En un país donde la desigualdad se palpa en cada esquina, el crimen avanza casi sin freno y la corrupción se filtra en las instituciones, la indiferencia ciudadana se ha convertido en el veneno más silencioso y letal de nuestra democracia. No hace ruido, no marcha, no protesta. Simplemente no está y su ausencia pesa.
Mientras los titulares se llenan de escándalos políticos, crímenes impunes, colapsos urbanos y desastres naturales, una parte significativa de la ciudadanía permanece inmóvil, anestesiada por el desencanto o la comodidad. No se trata de ignorancia, sino de una renuncia voluntaria a participar, a cuestionar, a exigir. Es el “no me afecta”, el “todos son iguales”, el “esto no va a cambiar”, el “yo no me meto”. Es la normalización del desorden.
Esta apatía no es casual. Es el resultado de décadas de desgaste institucional, de promesas rotas, de una educación cívica raquítica y de una cultura política que premia la obediencia y castiga la crítica. Pero también es una elección. Porque en tiempos donde la información está al alcance de un clic, la indiferencia se vuelve complicidad.
La indiferencia también se ha instalado en los espacios escolares, donde la violencia entre estudiantes no genera alarma, sino contenido. En lugar de intervenir, prevenir o denunciar, compañeros, docentes e incluso padres, optan por sacar el celular y grabar. Las agresiones se viralizan antes de ser atendidas y el espectáculo remplaza la empatía. Esta pasividad revela una fractura ética: hemos normalizado el sufrimiento ajeno como parte del paisaje escolar. La escuela, que debería ser refugio y formación, se convierte en escenario de indiferencia colectiva.
La democracia no se sostiene con votos cada tres o seis años, sino con vigilancia cotidiana. Con vecinos que se organizan, con jóvenes que cuestionan, con ciudadanos que no solo exigen derechos, sino que también asumen responsabilidades. El silencio, en cambio, es el terreno fértil donde germinan los abusos.
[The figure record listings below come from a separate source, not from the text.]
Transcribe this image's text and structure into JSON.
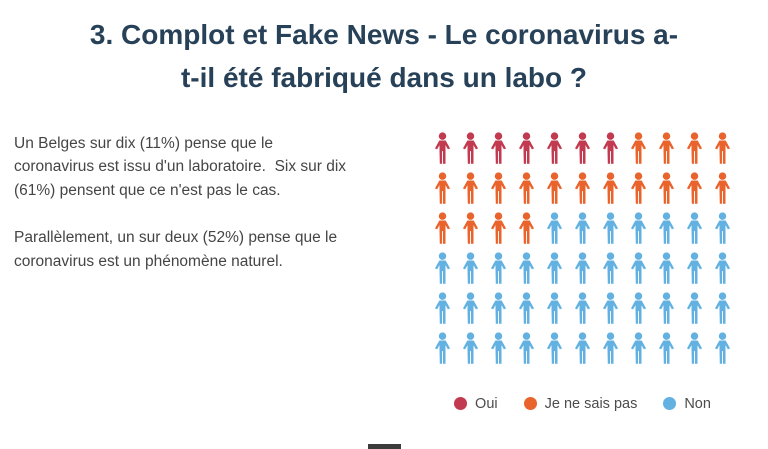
{
  "title": {
    "line1": "3. Complot et Fake News - Le coronavirus a-",
    "line2": "t-il été fabriqué dans un labo ?"
  },
  "description": {
    "paragraph1": "Un Belges sur dix (11%) pense que le coronavirus est issu d'un laboratoire.  Six sur dix (61%) pensent que ce n'est pas le cas.",
    "paragraph2": "Parallèlement, un sur deux (52%) pense que le coronavirus est un phénomène naturel."
  },
  "chart_data": {
    "type": "pictogram",
    "unit": "person-icon",
    "grid": {
      "rows": 6,
      "columns": 11,
      "total_icons": 66
    },
    "series": [
      {
        "name": "Oui",
        "icons": 7,
        "percent": 11,
        "color": "#c13a4f"
      },
      {
        "name": "Je ne sais pas",
        "icons": 19,
        "percent": 28,
        "color": "#e9632d"
      },
      {
        "name": "Non",
        "icons": 40,
        "percent": 61,
        "color": "#62b1e1"
      }
    ],
    "legend": [
      {
        "label": "Oui",
        "color": "#c13a4f"
      },
      {
        "label": "Je ne sais pas",
        "color": "#e9632d"
      },
      {
        "label": "Non",
        "color": "#62b1e1"
      }
    ],
    "legend_position": "bottom-right"
  },
  "colors": {
    "title": "#274158",
    "body_text": "#454545",
    "background": "#ffffff"
  }
}
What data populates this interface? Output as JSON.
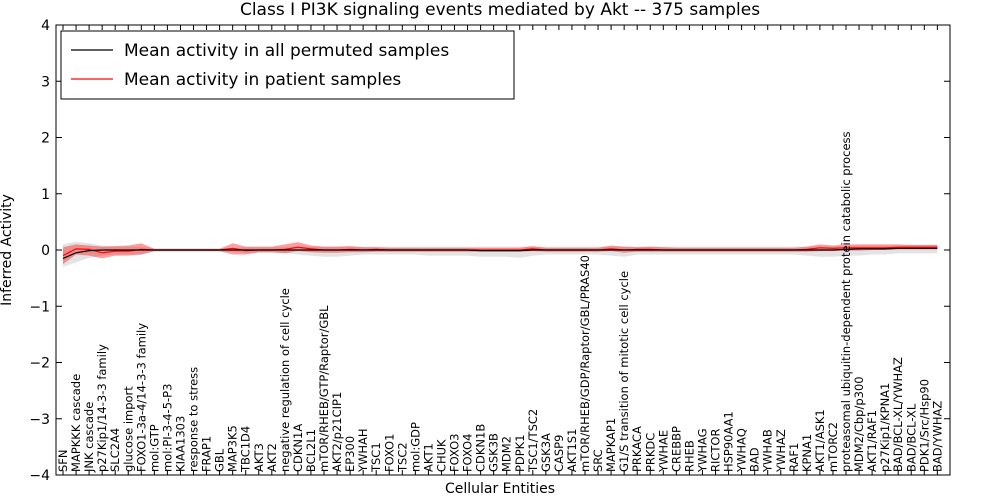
{
  "chart_data": {
    "type": "line",
    "title": "Class I PI3K signaling events mediated by Akt -- 375 samples",
    "xlabel": "Cellular Entities",
    "ylabel": "Inferred Activity",
    "ylim": [
      -4,
      4
    ],
    "yticks": [
      "4",
      "3",
      "2",
      "1",
      "0",
      "−1",
      "−2",
      "−3",
      "−4"
    ],
    "ytick_values": [
      4,
      3,
      2,
      1,
      0,
      -1,
      -2,
      -3,
      -4
    ],
    "legend": {
      "location": "top-left",
      "entries": [
        {
          "label": "Mean activity in all permuted samples",
          "color": "#000000"
        },
        {
          "label": "Mean activity in patient samples",
          "color": "#ff0000"
        }
      ]
    },
    "categories": [
      "SFN",
      "MAPKKK cascade",
      "JNK cascade",
      "p27Kip1/14-3-3 family",
      "SLC2A4",
      "glucose import",
      "FOXO1-3a-4/14-3-3 family",
      "mol:GTP",
      "mol:PI-3-4-5-P3",
      "KIAA1303",
      "response to stress",
      "FRAP1",
      "GBL",
      "MAP3K5",
      "TBC1D4",
      "AKT3",
      "AKT2",
      "negative regulation of cell cycle",
      "CDKN1A",
      "BCL2L1",
      "mTOR/RHEB/GTP/Raptor/GBL",
      "AKT2/p21CIP1",
      "EP300",
      "YWHAH",
      "TSC1",
      "FOXO1",
      "TSC2",
      "mol:GDP",
      "AKT1",
      "CHUK",
      "FOXO3",
      "FOXO4",
      "CDKN1B",
      "GSK3B",
      "MDM2",
      "PDPK1",
      "TSC1/TSC2",
      "GSK3A",
      "CASP9",
      "AKT1S1",
      "mTOR/RHEB/GDP/Raptor/GBL/PRAS40",
      "SRC",
      "MAPKAP1",
      "G1/S transition of mitotic cell cycle",
      "PRKACA",
      "PRKDC",
      "YWHAE",
      "CREBBP",
      "RHEB",
      "YWHAG",
      "RICTOR",
      "HSP90AA1",
      "YWHAQ",
      "BAD",
      "YWHAB",
      "YWHAZ",
      "RAF1",
      "KPNA1",
      "AKT1/ASK1",
      "mTORC2",
      "proteasomal ubiquitin-dependent protein catabolic process",
      "MDM2/Cbp/p300",
      "AKT1/RAF1",
      "p27Kip1/KPNA1",
      "BAD/BCL-XL/YWHAZ",
      "BAD/BCL-XL",
      "PDK1/Src/Hsp90",
      "BAD/YWHAZ"
    ],
    "series": [
      {
        "name": "Mean activity in all permuted samples",
        "color": "#000000",
        "values": [
          -0.15,
          -0.05,
          -0.01,
          0.0,
          0.0,
          0.0,
          0.0,
          0.0,
          0.0,
          0.0,
          0.0,
          0.0,
          0.0,
          0.0,
          0.0,
          0.0,
          0.0,
          0.0,
          0.0,
          0.0,
          0.0,
          0.0,
          0.0,
          0.0,
          0.0,
          0.0,
          0.0,
          0.0,
          0.0,
          0.0,
          0.0,
          0.0,
          -0.01,
          -0.01,
          -0.01,
          -0.01,
          0.0,
          0.0,
          0.0,
          0.0,
          0.0,
          0.0,
          0.0,
          0.0,
          0.0,
          0.0,
          0.0,
          0.0,
          0.0,
          0.0,
          0.0,
          0.0,
          0.0,
          0.0,
          0.0,
          0.0,
          0.0,
          0.0,
          0.0,
          0.0,
          0.01,
          0.02,
          0.02,
          0.02,
          0.03,
          0.03,
          0.03,
          0.03
        ],
        "band_upper": [
          0.1,
          0.15,
          0.12,
          0.08,
          0.06,
          0.06,
          0.06,
          0.03,
          0.03,
          0.03,
          0.03,
          0.03,
          0.03,
          0.03,
          0.05,
          0.05,
          0.05,
          0.05,
          0.05,
          0.06,
          0.06,
          0.06,
          0.06,
          0.06,
          0.06,
          0.06,
          0.06,
          0.06,
          0.06,
          0.06,
          0.06,
          0.06,
          0.06,
          0.06,
          0.06,
          0.06,
          0.06,
          0.06,
          0.06,
          0.06,
          0.06,
          0.06,
          0.06,
          0.06,
          0.06,
          0.06,
          0.06,
          0.06,
          0.06,
          0.06,
          0.06,
          0.06,
          0.06,
          0.06,
          0.06,
          0.06,
          0.06,
          0.06,
          0.06,
          0.06,
          0.07,
          0.08,
          0.08,
          0.08,
          0.08,
          0.09,
          0.09,
          0.09
        ],
        "band_lower": [
          -0.3,
          -0.22,
          -0.14,
          -0.1,
          -0.08,
          -0.08,
          -0.08,
          -0.03,
          -0.03,
          -0.03,
          -0.03,
          -0.03,
          -0.03,
          -0.03,
          -0.05,
          -0.05,
          -0.05,
          -0.05,
          -0.08,
          -0.1,
          -0.12,
          -0.12,
          -0.1,
          -0.08,
          -0.08,
          -0.08,
          -0.08,
          -0.08,
          -0.1,
          -0.1,
          -0.1,
          -0.1,
          -0.12,
          -0.12,
          -0.12,
          -0.14,
          -0.1,
          -0.08,
          -0.08,
          -0.08,
          -0.08,
          -0.08,
          -0.1,
          -0.12,
          -0.08,
          -0.08,
          -0.08,
          -0.08,
          -0.08,
          -0.08,
          -0.08,
          -0.08,
          -0.08,
          -0.08,
          -0.08,
          -0.08,
          -0.08,
          -0.1,
          -0.12,
          -0.12,
          -0.1,
          -0.1,
          -0.08,
          -0.08,
          -0.06,
          -0.06,
          -0.06,
          -0.06
        ]
      },
      {
        "name": "Mean activity in patient samples",
        "color": "#ff0000",
        "values": [
          -0.1,
          0.02,
          0.01,
          -0.05,
          -0.02,
          -0.02,
          0.01,
          0.0,
          0.0,
          0.0,
          0.0,
          0.0,
          0.0,
          0.03,
          -0.01,
          0.0,
          0.0,
          0.01,
          0.05,
          0.02,
          0.0,
          0.0,
          0.01,
          0.0,
          0.01,
          0.0,
          0.0,
          0.0,
          0.0,
          0.0,
          0.0,
          0.0,
          0.0,
          0.0,
          0.0,
          0.0,
          0.02,
          0.0,
          0.0,
          0.0,
          0.0,
          0.0,
          0.02,
          0.0,
          0.01,
          0.01,
          0.0,
          0.0,
          0.0,
          0.0,
          0.0,
          0.0,
          0.0,
          0.0,
          0.0,
          0.0,
          0.0,
          0.01,
          0.04,
          0.03,
          0.04,
          0.04,
          0.04,
          0.04,
          0.05,
          0.05,
          0.05,
          0.05
        ],
        "band_upper": [
          0.05,
          0.1,
          0.08,
          0.06,
          0.07,
          0.08,
          0.12,
          0.02,
          0.02,
          0.02,
          0.02,
          0.02,
          0.02,
          0.12,
          0.06,
          0.06,
          0.06,
          0.1,
          0.14,
          0.08,
          0.06,
          0.06,
          0.07,
          0.05,
          0.05,
          0.04,
          0.04,
          0.04,
          0.04,
          0.04,
          0.04,
          0.04,
          0.04,
          0.04,
          0.04,
          0.04,
          0.07,
          0.04,
          0.04,
          0.04,
          0.04,
          0.04,
          0.08,
          0.06,
          0.05,
          0.06,
          0.05,
          0.04,
          0.04,
          0.04,
          0.04,
          0.04,
          0.04,
          0.04,
          0.04,
          0.04,
          0.04,
          0.06,
          0.1,
          0.08,
          0.1,
          0.1,
          0.1,
          0.1,
          0.1,
          0.09,
          0.09,
          0.09
        ],
        "band_lower": [
          -0.25,
          -0.08,
          -0.1,
          -0.15,
          -0.1,
          -0.1,
          -0.08,
          -0.02,
          -0.02,
          -0.02,
          -0.02,
          -0.02,
          -0.02,
          -0.08,
          -0.08,
          -0.04,
          -0.04,
          -0.06,
          -0.02,
          -0.04,
          -0.05,
          -0.05,
          -0.04,
          -0.04,
          -0.03,
          -0.03,
          -0.03,
          -0.03,
          -0.03,
          -0.03,
          -0.03,
          -0.03,
          -0.03,
          -0.03,
          -0.03,
          -0.03,
          -0.02,
          -0.03,
          -0.03,
          -0.03,
          -0.03,
          -0.03,
          -0.02,
          -0.05,
          -0.03,
          -0.03,
          -0.03,
          -0.03,
          -0.03,
          -0.03,
          -0.03,
          -0.03,
          -0.03,
          -0.03,
          -0.03,
          -0.03,
          -0.03,
          -0.03,
          -0.02,
          -0.02,
          -0.01,
          -0.01,
          0.0,
          0.0,
          0.01,
          0.01,
          0.01,
          0.01
        ]
      }
    ]
  }
}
Hoy, más que nunca, México necesita una ciudadanía incómoda, pero que incomode con razones y buenos argumentos. Que incomode al poder, que incomode a las instituciones, que incomode a las empresas, que incomode a las iglesias, que incomode incluso a sus propios privilegios. Porque solo desde la incomodidad nace el cambio.
Etiquetar este fenómeno como un asunto político sería reducirlo peligrosamente. La indiferencia ciudadana no es patrimonio de partidos ni de ideologías: es un problema cívico, profundo y transversal. Requiere una respuesta desde la raíz o desde las causas, que están en la familia, esta es el primer eslabón para atender las causas.
Es en casa donde se forma o se fractura la conciencia social. Padres que enseñan a ayudar al prójimo, a ser empáticos con los diferentes, a no callar ante la injusticia, a involucrarse en lo común, son el primer antídoto contra la apatía. La reconstrucción del tejido cívico no empieza en los gobiernos ni se genera con leyes, sino en la sala, en el comedor, en el salón de clases, en la conversación cotidiana. La familia tiene un rol sustantivo: también contagia valores.
Es cierto que muchas familias enfrentan dinámicas disfuncionales: violencia, abandono, desintegración, carencias afectivas o económicas. Pero estas realidades, por dolorosas que sean, no deben convertirse en excusa para justificar la apatía. La indiferencia no es una consecuencia inevitable de la adversidad, sino una elección frente a ella. Hay hogares rotos que aún enseñan dignidad, hay padres ausentes que no impiden que sus hijos sean solidarios. Lo que se necesita no es perfección familiar, sino voluntad de romper el ciclo. La disfunción no cancela la responsabilidad cívica; al contrario, debería ser el motor para construir vínculos más sanos en lo público. Si el hogar falla, la comunidad debe responder.
La indiferencia no es neutral. Es una forma de violencia pasiva. Y en un país herido, callar también mata.